Looks like the tough bit will be when the wind dies off tonight. Otherwise hanging out at around 0.7% of customers with outages, currently.
@LarsDoucet I’ve updated the language in the resolution, I don’t consider 20 local outages affecting 2,000 people in a metro of 4.5 million enough to meet the criteria.
@PhatFree Correction 5,700 people, but that’s still only .14% of of ONCOR customers at the moment, maybe I need to define a percentage? Or does reported by major news organizations sort of cover me on that?
@PhatFree Yeah I’m not claiming it needs to be resolved now just adding some evidence. The worst hasn’t even hit yet!

i think there is a lot of liars who are forced to say nothing bad will happen because they wanna keep their jobs. thats just my imo
Thread of predictions. https://twitter.com/douglewinenergy/status/1604536886852206594?s=20&t=SO207-sCk6owtJops8Wm9g
@RyanMoulton Natural gas is still a big big variable if you ask me, I’ve flopped from “it will happen” to “it won’t happen” in the last day, but It really could still go either way.
I can adjust the yes criteria to something along the lines of “the state of Texas experiences blackouts due to widespread power generation or distribution failures” if people believe its less ambiguous.
Also open other suggestions that can reduce resolution ambiguity.
@PhatFree Inserting "due to widespread power generation or distribution failures" in the current resolution description would reduce ambiguity.

multiple cities in Texas experience rolling or large scale blackouts
does it have to be multiple cities at the same time or just at least two cities over the course of the winter?

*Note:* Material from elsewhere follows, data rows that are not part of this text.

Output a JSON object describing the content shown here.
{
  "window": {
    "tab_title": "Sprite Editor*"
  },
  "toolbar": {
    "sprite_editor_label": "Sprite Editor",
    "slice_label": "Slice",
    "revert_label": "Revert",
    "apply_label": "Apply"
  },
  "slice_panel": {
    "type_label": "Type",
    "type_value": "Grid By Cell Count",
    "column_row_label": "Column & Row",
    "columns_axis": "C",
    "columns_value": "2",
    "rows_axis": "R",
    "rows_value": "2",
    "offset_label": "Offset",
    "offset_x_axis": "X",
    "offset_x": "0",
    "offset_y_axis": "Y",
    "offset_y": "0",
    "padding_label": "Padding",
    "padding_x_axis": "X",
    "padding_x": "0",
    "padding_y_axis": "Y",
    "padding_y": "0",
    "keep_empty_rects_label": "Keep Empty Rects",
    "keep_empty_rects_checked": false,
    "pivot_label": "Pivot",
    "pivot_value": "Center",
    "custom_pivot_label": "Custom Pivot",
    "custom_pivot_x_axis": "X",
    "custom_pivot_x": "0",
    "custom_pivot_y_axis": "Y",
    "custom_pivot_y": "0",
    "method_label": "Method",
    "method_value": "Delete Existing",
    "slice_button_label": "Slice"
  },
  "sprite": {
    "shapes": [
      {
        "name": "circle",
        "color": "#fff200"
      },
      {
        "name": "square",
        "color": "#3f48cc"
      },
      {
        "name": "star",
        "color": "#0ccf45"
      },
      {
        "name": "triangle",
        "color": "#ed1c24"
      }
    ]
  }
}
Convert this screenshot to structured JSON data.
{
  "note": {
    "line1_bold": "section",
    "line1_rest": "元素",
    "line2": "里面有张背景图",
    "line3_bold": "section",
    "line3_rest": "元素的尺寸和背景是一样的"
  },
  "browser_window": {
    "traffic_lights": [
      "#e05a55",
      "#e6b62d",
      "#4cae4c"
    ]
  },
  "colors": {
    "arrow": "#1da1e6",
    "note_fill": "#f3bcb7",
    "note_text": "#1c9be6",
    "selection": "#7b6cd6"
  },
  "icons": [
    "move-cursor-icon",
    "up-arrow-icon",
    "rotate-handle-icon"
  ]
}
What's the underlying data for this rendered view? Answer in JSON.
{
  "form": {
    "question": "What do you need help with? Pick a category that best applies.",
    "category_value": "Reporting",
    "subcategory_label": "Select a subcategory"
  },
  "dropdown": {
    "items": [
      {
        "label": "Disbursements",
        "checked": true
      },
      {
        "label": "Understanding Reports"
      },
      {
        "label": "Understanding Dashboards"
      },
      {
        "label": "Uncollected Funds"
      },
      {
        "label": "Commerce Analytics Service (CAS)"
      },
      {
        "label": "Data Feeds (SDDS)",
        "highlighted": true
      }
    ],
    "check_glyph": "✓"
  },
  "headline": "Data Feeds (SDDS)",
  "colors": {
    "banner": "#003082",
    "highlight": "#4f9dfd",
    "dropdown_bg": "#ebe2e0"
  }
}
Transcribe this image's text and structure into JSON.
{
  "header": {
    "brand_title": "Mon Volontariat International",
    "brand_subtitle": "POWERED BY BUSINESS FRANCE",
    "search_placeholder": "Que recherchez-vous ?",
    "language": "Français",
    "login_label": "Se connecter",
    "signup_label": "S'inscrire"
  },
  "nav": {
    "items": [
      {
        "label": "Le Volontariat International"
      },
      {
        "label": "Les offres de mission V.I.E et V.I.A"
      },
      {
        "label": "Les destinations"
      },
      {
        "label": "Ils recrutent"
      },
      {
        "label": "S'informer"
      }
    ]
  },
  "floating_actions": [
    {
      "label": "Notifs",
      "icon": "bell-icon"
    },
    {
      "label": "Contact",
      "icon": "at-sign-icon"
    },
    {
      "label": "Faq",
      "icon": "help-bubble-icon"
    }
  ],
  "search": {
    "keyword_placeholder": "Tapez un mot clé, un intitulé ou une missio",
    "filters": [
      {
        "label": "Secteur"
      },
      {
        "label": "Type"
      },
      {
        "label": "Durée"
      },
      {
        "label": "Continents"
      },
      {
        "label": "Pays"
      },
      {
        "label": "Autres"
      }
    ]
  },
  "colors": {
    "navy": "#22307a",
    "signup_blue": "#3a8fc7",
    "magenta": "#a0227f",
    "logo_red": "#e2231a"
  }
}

@WilliamHoward It should be multiple cities at once, or in extremely close proximity. But I’ve purposely left this open all winter as there may be multiple winter storms.
Aaccording to ERCOT (Texas grid operator) they aren’t expecting any issues, but they were unable to stay true to their statements in 2021. The Texas legislature has given ERCOT no ability to mandate winterization of the Texas energy suppliers which are primarily independent and operate in a free market.